The hope is that banks will use the extra funds to increase lending to households and businesses. The move is to make investing in safe assets like government bonds less attractive, encouraging the same investors to go out and put their money in more risky things in the search for better returns on their investment.
The theory also goes that the banks that sell these safe bonds also put their money elsewhere, like lending to people and companies, and thus helping boost economic activity.
QE is used when central banks run out of other options, such as reducing borrowing costs.
At the moment, interest rates are so low globally that further cuts would have very little effect.
Q: How much money does it involve?
A: The ECB said it would buy €60bn of public and private sector securities a month from March, until September 2016.

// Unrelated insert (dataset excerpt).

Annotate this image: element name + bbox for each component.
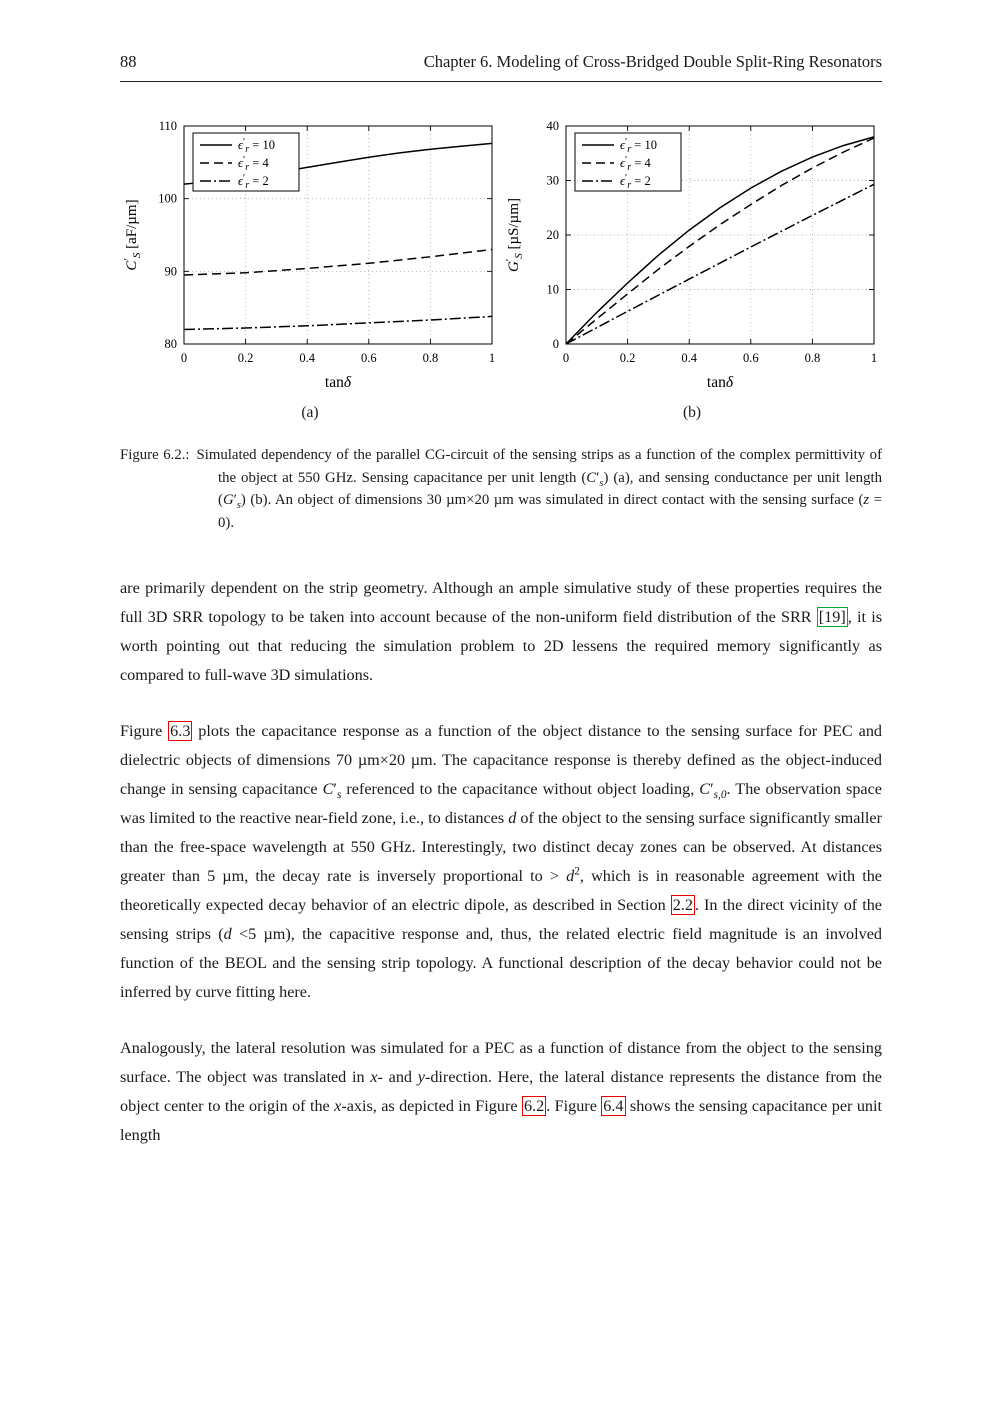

Generally, QE involves creating electronic money - rather than actually cranking up the printing presses - and using it to buy government bonds from the market. Willing sellers tend to be commercial banks that can recycle the money through loans to companies or consumers in the form of mortgages or car credit.
The ECB is doing this now to avoid deflation - where prices keep falling and shoppers stop buying.
Q: What will the effect be on Ireland?
A: The announcement of the massive stimulus has already sent the euro currency down to an 11-year low.
That is good for exporters as it makes the goods we produce more competitive when sold on to countries that use other currencies.
QE is also likely to see property values rising. If you are a potential buyer that is bad news. But banks will have money to lend, and are likely to find ways to make mortgages more attractive.
This could mean more cuts to variable rates. So, existing homeowners could see property values going up, taking more people out of negative equity, and those with variable mortgages could gain from lower rates. There may also be less of a risk of deflation - a dangerous situation where prices fall, people hold off spending in anticipation of more price cuts, and a vicious cycle is entered into.
The latest Central Statistics Office figures showed prices are now falling here. That could be good for a while, but not if a deflationary spiral takes hold.